Coverage curves of the comparison algorithms with different node sensing radius

7 Conclusion and future works

A novel SI optimization algorithm, named DSA is proposed inspired by the duck swarm in this study. Two rules are modeled from the finding food and foraging of the duck, which corresponds to the exploration and exploitation phases of the designed DSA, respectively. Where duck cooperation and competition are considered in details. Eighteen test functions from the CEC benchmark functions are utilized to evaluate the performance of the proposed algorithm in terms of exploration, exploitation, local optima avoidance, convergence, and diversity. The results show that DSA can provide highly competitive results compared to well-known optimization methods, such as PSO, FA, CSO, GWO, and SCA, and other recent algorithms like MPA and AOA. The superior exploitation, exploration, local optima avoidance ability of the DSA is confirmed by the results on different types of test functions. Moreover, the convergence analysis and population diversity analysis of the DSA confirm the convergence of this algorithm. Additionally, sensitivity analysis is used to access the performance of the proposed DSA. Furthermore, the DSA has high performance on the real-world engineering constrained optimization problems and the node optimization deployment task of the WSN.

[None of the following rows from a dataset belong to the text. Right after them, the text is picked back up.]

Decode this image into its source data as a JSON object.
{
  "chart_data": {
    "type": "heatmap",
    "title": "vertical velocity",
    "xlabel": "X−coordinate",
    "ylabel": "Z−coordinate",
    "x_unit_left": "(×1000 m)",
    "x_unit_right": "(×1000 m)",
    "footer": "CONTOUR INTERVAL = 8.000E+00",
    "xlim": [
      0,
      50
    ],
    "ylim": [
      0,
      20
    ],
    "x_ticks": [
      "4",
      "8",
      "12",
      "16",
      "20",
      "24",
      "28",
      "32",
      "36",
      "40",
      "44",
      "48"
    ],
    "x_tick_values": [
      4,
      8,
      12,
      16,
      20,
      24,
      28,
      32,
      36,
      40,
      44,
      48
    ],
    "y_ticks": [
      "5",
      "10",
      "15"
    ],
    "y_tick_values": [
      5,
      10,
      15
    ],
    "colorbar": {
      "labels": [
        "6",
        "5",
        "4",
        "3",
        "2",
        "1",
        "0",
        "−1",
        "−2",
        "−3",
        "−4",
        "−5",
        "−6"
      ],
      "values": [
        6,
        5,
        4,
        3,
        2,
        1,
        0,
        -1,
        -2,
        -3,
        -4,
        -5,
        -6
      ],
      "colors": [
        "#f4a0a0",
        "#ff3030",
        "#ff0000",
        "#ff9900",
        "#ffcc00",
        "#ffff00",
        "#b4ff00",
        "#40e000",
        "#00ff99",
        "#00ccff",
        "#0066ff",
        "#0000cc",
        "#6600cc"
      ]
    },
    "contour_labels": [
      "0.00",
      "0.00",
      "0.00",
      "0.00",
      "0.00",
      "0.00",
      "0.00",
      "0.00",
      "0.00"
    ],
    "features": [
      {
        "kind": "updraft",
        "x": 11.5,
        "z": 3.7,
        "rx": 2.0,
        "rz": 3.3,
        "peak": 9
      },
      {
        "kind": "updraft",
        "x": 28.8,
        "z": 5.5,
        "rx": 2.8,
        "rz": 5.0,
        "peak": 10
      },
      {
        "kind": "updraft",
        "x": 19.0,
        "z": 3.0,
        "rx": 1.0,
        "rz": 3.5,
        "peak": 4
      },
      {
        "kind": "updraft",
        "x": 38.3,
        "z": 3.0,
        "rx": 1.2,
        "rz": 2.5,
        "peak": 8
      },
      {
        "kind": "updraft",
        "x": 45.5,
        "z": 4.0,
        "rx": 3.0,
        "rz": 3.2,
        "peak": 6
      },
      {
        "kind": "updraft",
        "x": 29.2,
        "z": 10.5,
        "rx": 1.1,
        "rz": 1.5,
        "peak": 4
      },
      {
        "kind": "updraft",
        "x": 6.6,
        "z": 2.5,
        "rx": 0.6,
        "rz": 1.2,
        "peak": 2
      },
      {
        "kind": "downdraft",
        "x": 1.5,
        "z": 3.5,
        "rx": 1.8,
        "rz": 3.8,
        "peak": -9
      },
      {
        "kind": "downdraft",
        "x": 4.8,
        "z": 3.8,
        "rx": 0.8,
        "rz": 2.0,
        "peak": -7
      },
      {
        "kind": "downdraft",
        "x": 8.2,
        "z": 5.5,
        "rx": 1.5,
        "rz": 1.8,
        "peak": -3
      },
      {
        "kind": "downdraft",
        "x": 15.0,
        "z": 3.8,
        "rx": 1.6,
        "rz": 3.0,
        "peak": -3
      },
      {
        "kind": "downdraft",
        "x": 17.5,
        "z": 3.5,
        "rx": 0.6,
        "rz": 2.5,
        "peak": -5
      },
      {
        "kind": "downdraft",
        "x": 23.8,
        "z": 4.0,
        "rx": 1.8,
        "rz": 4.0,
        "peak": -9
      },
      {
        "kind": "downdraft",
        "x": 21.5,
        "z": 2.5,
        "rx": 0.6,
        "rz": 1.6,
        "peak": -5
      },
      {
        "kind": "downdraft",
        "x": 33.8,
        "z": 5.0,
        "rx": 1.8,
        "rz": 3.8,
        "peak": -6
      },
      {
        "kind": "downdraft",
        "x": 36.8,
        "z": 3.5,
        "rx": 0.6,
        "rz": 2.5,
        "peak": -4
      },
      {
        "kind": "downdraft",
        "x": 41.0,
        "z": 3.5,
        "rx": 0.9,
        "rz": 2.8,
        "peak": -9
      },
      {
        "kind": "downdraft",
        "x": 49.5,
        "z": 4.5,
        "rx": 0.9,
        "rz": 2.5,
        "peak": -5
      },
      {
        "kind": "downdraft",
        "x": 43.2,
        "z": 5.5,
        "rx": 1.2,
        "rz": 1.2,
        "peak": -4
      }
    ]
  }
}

For future work, we will further study on binary and multi-objective [72,73,74] versions of the DSA for solving the node computing and energy consumption optimization tasks of the IoT. The designed DSA is also can be used to optimize the hyper-parameters of the deep learning models for the image classification [76, 77]. The feature selection problem and node location of the WSN also can be applied by the proposed inspired algorithm, which is considered the quantum theory [78].